Fije la vista a lo lejos entornando los ojos, mis pies
descalzos saboreaban la rugosidad de las tejas del campanario, olía la sangre a
lo lejos y mis colmillos parecían crecer unos centímetros en mi boca. Mis
pezones también lo sentían irguiéndose como cuando era humana al recibir una
caricia excitante, toda mi piel blanca se estaba consumiendo. La peste estaba
acabando con todas las personas, con toda la sangre, con mi alimento.
El carruaje se bamboleaba de un lado al otro en las imperfecciones
del camino que serpenteante se abría paso por bosque para llegar a la Abadía, no pude esperar y
me lancé sobre ellos, al ir acercándome noté que el chofer no llevaba las
riendas de los caballos y su cabeza ladeada colgaba inerte.

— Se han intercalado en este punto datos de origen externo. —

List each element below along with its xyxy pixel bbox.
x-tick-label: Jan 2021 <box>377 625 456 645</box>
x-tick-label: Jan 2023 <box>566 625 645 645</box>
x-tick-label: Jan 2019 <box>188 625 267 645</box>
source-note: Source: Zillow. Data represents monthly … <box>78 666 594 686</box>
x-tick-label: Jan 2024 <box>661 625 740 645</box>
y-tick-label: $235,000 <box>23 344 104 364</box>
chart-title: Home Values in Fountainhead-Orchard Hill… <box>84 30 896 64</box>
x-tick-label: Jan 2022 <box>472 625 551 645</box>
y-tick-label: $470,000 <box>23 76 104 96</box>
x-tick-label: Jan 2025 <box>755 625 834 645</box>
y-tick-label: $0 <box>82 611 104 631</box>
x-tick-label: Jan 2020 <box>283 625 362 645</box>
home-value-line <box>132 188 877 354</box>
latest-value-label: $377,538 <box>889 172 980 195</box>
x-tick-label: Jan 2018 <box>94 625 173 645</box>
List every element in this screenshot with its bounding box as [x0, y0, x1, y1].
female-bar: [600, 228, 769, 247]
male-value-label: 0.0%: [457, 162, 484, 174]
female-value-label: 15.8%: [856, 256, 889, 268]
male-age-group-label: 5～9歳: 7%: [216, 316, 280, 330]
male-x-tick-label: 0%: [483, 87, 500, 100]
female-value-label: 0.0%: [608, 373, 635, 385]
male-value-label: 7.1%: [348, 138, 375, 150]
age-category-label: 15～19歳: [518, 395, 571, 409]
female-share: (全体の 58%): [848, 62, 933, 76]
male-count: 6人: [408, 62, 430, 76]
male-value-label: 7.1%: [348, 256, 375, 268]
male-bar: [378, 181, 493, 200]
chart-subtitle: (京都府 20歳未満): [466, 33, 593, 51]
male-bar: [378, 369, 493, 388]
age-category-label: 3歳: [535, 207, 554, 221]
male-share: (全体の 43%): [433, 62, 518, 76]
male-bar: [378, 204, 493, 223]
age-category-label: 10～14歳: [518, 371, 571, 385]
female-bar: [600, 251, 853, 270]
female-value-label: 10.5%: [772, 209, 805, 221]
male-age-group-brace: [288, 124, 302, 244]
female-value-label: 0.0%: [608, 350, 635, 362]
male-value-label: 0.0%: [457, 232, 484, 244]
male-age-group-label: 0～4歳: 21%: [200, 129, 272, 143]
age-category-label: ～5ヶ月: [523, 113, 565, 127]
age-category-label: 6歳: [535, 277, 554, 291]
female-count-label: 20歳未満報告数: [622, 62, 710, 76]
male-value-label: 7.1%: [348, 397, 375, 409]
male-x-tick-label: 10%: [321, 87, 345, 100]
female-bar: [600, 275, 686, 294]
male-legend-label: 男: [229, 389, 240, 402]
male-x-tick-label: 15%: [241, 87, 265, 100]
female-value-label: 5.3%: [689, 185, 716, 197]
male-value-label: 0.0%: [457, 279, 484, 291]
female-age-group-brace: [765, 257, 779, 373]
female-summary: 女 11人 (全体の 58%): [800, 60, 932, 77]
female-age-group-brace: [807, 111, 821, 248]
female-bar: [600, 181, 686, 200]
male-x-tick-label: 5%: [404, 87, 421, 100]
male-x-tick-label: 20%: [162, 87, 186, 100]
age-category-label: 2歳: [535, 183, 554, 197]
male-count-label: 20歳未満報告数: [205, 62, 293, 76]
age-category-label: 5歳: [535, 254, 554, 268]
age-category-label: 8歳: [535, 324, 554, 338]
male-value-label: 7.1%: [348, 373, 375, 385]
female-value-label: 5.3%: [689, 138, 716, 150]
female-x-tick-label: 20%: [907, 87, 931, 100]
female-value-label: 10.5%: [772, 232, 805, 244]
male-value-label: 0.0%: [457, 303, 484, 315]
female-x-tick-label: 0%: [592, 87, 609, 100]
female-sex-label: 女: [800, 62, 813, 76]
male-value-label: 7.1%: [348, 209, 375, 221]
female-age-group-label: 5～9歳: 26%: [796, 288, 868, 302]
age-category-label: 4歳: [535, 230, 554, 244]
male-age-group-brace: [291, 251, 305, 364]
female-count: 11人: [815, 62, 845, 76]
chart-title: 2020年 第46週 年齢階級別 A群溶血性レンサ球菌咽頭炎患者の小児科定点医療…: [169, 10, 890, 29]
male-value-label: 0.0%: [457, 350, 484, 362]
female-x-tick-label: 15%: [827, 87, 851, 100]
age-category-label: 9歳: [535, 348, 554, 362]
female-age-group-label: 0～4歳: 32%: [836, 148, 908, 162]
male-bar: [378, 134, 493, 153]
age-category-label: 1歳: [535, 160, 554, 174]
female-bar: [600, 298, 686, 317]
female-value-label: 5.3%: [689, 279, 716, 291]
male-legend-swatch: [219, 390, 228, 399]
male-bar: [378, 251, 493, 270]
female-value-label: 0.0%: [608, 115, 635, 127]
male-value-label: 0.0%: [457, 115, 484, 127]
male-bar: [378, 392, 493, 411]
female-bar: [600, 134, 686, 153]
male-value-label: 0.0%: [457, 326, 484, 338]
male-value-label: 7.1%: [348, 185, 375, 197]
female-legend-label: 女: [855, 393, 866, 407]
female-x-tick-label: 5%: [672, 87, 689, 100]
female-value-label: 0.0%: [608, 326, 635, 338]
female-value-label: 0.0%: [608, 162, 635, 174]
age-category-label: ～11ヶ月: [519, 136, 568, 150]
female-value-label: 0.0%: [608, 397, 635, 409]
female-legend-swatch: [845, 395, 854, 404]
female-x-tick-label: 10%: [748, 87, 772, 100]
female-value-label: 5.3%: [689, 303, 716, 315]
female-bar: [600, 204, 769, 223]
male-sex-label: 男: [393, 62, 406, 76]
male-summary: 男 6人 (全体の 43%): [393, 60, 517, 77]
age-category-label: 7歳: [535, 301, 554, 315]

Urgida de sed me adentré en el cubículo repleto de
terciopelo, cuatro de las cinco personas que venían dentro estaban muertas,
ennegrecidas por la peste que les corría en las venas. Tomé al único que aún
respiraba y dude en clavarle mis colmillos en el cuello enfermo, pero la sed
punzaba en mi vientre con desesperación. Abrió los ojos y me dijo
–Era una fría madrugada de Otoño. Me desperté por
casualidad de un sueño asombroso, realmente sorprendente... Pero ahora me
encontré con la realidad. –deliró por la fiebre al tiempo que cerraba sus ojos para siempre, lo
dejé acostado sobre el hombro de una mujer que llevaba varios días muerta. El
horizonte comenzó lentamente a teñirse de un naranja suave, levantándose por
sobre la copa de los miles de árboles.
Estaba cansada y sola, salí del carruaje
justo antes de que los caballos se detuviesen delante de las inmensas puertas
de la Abadía,
lugar que había sido de reserva los últimos cinco meses, hacía uno que ya había
consumido la última gota de sangre. Volví de un salto a posar mis pies
descalzos sobre las tejas del campanario esperando el próximo coche, si no
llegaba pronto dejaría que el sol tiñese también mi piel.